Rekonstruksi Penembakan Pelanggaran Covid 19 di RM Caffe Cengkareng

Mahaganews.com | Penyidik Ditreskrimum Polda Metro Jaya rekonstruksi kasus penembakan yang dilakukan oleh anggota Polri berpangkat Bripka berinisial CS yang bertugas di polsek Kalideres.

Penembakan oleh oknum polisi yang dilepaskan menyebabkan tiga orang meninggal dunia dan melukai satu orang pengunjung. Salah satu korban meninggal adalah seorang anggota TNI AD aktif berinisial S.

Direktur Reserse Kriminal Umum Polda Metro Jaya Kombes Pol Tubagus Ade Hidayat menyampaikan, rekonstruksi berlangsung di RM Cafe, Kelurahan Cengkareng Jakarta Barat, dilakukan pada, Senin, Jam 2 Siang (29/3/21).

Kabid Humas Polda Metro Jaya, Kombes Pol Yusri Yunus menerangkan, penembakan bermula ketika CS mendatangi sebuah Cafe di wilayah Cengkareng, Jakarta Barat pada Kamis (25/2/2021) sekira pukul 02.00 WIB.
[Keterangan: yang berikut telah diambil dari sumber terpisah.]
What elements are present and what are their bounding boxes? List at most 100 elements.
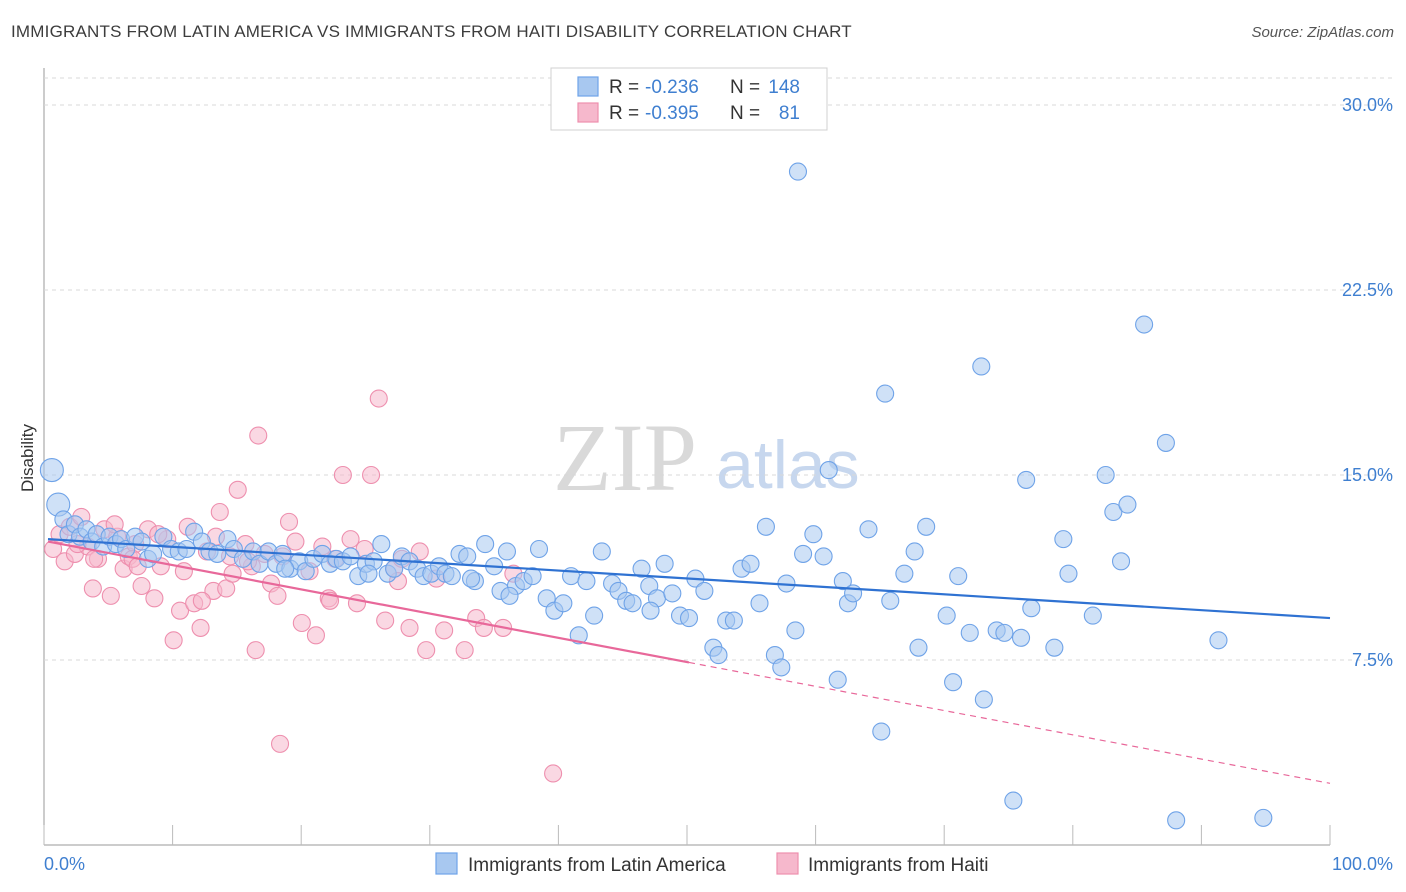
latin-america-point [497,542,517,561]
latin-america-point [577,572,596,591]
haiti-point [191,618,210,637]
series-legend-label-latin-america: Immigrants from Latin America [468,855,726,876]
latin-america-point [679,609,699,628]
latin-america-point [833,572,852,591]
latin-america-point [276,559,295,578]
latin-america-point [458,547,477,566]
haiti-point [270,734,290,753]
haiti-point [210,502,229,522]
latin-america-point [208,544,227,563]
latin-america-point [1104,502,1123,522]
latin-america-point [1135,315,1154,334]
haiti-point [228,480,247,499]
latin-america-point [772,658,791,677]
haiti-point [286,532,305,551]
haiti-point [132,576,151,596]
latin-america-point [1118,495,1137,514]
y-tick-label: 7.5% [1352,650,1393,670]
latin-america-point [695,581,714,600]
watermark-zip: ZIP [553,404,697,511]
latin-america-point [895,564,914,583]
latin-america-point [1156,433,1175,452]
haiti-point [369,389,388,408]
x-tick-label-max: 100.0% [1332,854,1393,874]
latin-america-point [814,547,833,566]
legend-swatch-blue [577,76,599,97]
haiti-point [417,641,436,660]
legend-n-label-2: N = [730,103,760,124]
latin-america-point [819,461,838,480]
latin-america-point [1254,808,1273,827]
latin-america-point [592,542,611,561]
latin-america-point [1083,606,1102,625]
haiti-point [145,589,164,608]
latin-america-point [804,525,823,544]
haiti-point [400,618,419,637]
legend-n-label-1: N = [730,77,760,98]
legend-r-label-2: R = [609,103,639,124]
y-tick-label: 15.0% [1342,465,1393,485]
latin-america-point [828,670,847,689]
latin-america-point [663,584,682,603]
haiti-point [223,564,242,583]
latin-america-point [741,554,760,573]
haiti-point [362,465,381,485]
latin-america-point [949,567,968,586]
haiti-point [164,631,183,650]
haiti-point [170,601,190,620]
latin-america-point [909,638,928,657]
latin-america-point [476,535,495,554]
y-tick-label: 22.5% [1342,280,1393,300]
latin-america-point [655,554,674,573]
haiti-point [279,512,299,531]
haiti-point [83,579,102,598]
legend-r-value-2: -0.395 [645,103,699,124]
haiti-point [292,613,311,633]
x-tick-label-min: 0.0% [44,854,85,874]
latin-america-point [39,458,64,483]
chart-title: IMMIGRANTS FROM LATIN AMERICA VS IMMIGRA… [11,22,852,41]
latin-america-point [974,690,993,709]
latin-america-point [995,623,1014,642]
haiti-point [376,611,395,630]
latin-america-point [917,517,936,536]
y-tick-label: 30.0% [1342,95,1393,115]
haiti-point [544,764,563,783]
latin-america-point [372,535,391,554]
latin-america-point [1096,465,1115,485]
latin-america-point [859,520,878,539]
latin-america-point [1004,791,1023,810]
latin-america-point [794,544,813,563]
latin-america-point [554,594,573,613]
series-legend-label-haiti: Immigrants from Haiti [808,855,989,876]
latin-america-point [1022,599,1041,618]
latin-america-point [709,646,728,665]
y-tick-labels: 7.5% 15.0% 22.5% 30.0% [1342,95,1393,670]
legend-r-value-1: -0.236 [645,77,699,98]
correlation-legend: R = -0.236 N = 148 R = -0.395 N = 81 [550,67,828,131]
latin-america-point [905,542,924,561]
latin-america-point [724,611,743,630]
source-label: Source: ZipAtlas.com [1251,24,1394,41]
haiti-point [333,465,352,485]
watermark-atlas: atlas [716,427,860,503]
latin-america-point [1111,552,1131,571]
haiti-points [44,389,563,783]
latin-america-point [500,586,519,605]
haiti-point [192,591,211,610]
trend-line-latin-america [47,538,1331,620]
trend-line-haiti [47,540,690,664]
legend-r-label-1: R = [609,77,639,98]
latin-america-point [937,606,956,625]
x-ticks [43,825,1331,845]
haiti-point [268,586,287,605]
haiti-point [249,426,268,445]
latin-america-point [623,594,642,613]
latin-america-point [442,567,461,586]
y-axis-title: Disability [18,423,37,492]
latin-america-point [569,626,588,645]
legend-n-value-2: 81 [779,103,800,124]
haiti-point [435,621,454,640]
latin-america-point [788,162,808,181]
“CS kemudian melakukan minum-minum di sana sampai pukul 04.00 pagi, kata dia saat Konferensi Pers, Kamis (25/2/2021).

Yusri menerangkan, saat itu kafe akan tutup dan CS pergi ke kasir untuk menyelesaikan pembayaran. Namun, terjadilah cek-cok antara tersangka dengan pegawai kafe.

Dalam kondisi yang mabuk, CS kemudian melepaskan tembakan. Tiga orang dilaporkan meninggal dunia dan satu orang terluka.

“Kafe akan tutup saat akan bayar terjadi cekcok antara tersangka dan pegawai, dengan kondisi mabuk CS mengeluarkan senjata api dan menembak,” ujar dia.

Yusri menyebutkan, identitas para korban meninggal yakni anggota TNI AD aktif berinisial S, dan dua pegawai kafe inisial FSS dan M. Sementara seorang pegawai berinial H masih menjalani perawatan di rumah sakit.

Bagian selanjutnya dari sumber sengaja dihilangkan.